In this experiment, we want to try to find a good set of hyperparameters for 8 layers models. Search space consists of:

  • L1 activation penalty
  • L2 activation penalty
  • L1 weight decay
  • Dropout rate before the output layer
  • Dropout rate/Noise Injection, Full placement
  • “Dropout type”: use either Dropout or Noise Injection inside ConvKAGN layers
  • Width scale: parameter that expands the number of channels
  • Degree of Gram polynomials
  • Adam weights decay
  • Learning rate
  • Learning rate power: parameter that controls the learning rate scheduler
  • Label smoothing

In order to find a proper parameter set and reduce the probability of overfitting to the test set, we split the training set of CIFAR100 into new train and new test sets with a proportion of 80/20. After finishing the parameter search, we train the new model on the full CIFAR100 training set and evaluate it on the full test set.

After 50 runs of optimization, the following best parameters have been acquired with an accuracy of 61.85%:

{
    'l1_activation_penalty': 1e-07,
    'l2_activation_penalty': 1e-06,
    'l1_decay': 0,
    'dropout_linear': 0.1456351951990277,
    'dropout_full': 0.08211066335714672,
    'drop_type': 'noise',
    'width_scale': 6,
    'degree': 3,
    'lr_power': 1.1275350538654738,
    'adam_weight_decay': 6.579785489783022e-06,
    'learning_rate': 0.000779538356958937,
    'label_smoothing': 0.1823706816166831
}

And the results of the models on this parameter set.

Val. Accuracy Model Parameters
74.87 8 203.59M
72.48 12 389.39M
67.28 16 477.83M

training curves, best params

The model trained on optimal parameters performs much better compared to the default one.

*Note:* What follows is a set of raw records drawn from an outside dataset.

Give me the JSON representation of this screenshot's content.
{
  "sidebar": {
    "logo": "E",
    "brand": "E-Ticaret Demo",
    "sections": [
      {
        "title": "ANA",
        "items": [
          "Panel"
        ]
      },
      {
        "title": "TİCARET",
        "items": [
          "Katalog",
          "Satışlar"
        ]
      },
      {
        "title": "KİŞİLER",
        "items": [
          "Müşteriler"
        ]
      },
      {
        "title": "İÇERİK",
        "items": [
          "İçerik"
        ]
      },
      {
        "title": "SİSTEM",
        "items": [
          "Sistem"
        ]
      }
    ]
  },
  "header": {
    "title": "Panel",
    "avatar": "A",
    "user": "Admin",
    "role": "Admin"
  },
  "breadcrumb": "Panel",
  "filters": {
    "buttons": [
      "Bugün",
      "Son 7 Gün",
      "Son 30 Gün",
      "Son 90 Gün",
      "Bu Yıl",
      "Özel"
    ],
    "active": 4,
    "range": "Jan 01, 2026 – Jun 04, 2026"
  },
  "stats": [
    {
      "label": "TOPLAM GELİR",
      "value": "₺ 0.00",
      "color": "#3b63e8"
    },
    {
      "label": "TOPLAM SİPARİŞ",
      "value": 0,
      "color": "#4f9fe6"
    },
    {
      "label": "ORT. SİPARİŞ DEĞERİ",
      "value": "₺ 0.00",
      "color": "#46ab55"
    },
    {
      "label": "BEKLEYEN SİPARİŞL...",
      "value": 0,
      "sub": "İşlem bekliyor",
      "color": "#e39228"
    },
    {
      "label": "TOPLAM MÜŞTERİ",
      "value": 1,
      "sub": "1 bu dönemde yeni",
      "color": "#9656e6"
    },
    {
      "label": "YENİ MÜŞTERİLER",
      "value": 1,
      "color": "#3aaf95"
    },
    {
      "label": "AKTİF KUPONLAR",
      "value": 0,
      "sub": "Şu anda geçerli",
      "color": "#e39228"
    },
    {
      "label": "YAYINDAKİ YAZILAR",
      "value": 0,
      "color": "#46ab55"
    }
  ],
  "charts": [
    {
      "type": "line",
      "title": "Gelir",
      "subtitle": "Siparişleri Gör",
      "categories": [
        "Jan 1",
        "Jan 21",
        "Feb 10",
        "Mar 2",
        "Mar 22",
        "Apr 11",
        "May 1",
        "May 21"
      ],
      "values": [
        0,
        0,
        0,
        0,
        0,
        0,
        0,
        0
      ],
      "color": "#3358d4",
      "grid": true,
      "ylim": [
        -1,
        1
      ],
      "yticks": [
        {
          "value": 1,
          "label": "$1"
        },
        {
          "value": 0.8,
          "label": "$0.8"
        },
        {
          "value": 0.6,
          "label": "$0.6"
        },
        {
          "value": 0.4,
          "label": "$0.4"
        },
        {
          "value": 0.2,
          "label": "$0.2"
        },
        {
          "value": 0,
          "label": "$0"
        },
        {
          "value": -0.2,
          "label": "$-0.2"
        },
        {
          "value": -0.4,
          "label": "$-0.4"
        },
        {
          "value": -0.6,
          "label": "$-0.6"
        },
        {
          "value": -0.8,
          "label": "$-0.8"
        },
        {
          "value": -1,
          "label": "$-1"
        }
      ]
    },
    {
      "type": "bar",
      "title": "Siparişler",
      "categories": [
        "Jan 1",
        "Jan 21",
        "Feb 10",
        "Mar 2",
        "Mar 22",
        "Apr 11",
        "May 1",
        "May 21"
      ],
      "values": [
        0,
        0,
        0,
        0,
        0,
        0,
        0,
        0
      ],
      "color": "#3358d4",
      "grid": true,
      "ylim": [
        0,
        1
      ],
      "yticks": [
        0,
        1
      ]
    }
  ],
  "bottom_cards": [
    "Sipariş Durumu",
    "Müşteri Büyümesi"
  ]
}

We also see that depth increasing negatively affects performance, it could be linked to extreme model size (almost half a billion params) or with extreme depth and vanishing gradients, but we have a lot of workarounds for that case: ResNet-like, DenseNet-like, and many other ways to deal with it. All we need to do is solve the overwhelming parameter number in the models.

Conclusions

A good set of training parameters for the 8-layer ConvKAN model that boosts performance on CIFAR100 to an amazing 74.87% accuracy. Interesting fact, Noise Injection works better compared to Dropout for KANs.

But there are several problems:

  • The number of parameters in the model is too large and grows too quickly with an increase in the model's width or depth.

  • This leads to very long training times and increased resource consumption.

  • This is likely related to the model's poor scalability in depth - the probability of overfitting is very high.

  • Or maybe it’s better to scale KANs widthwise instead of depthwise. intuitively, KAN convolutional kernels are a set of learnable non-linear functions, and these functions could be pretty complex to handle dataset patterns with fewer layers compared to traditional convolutions.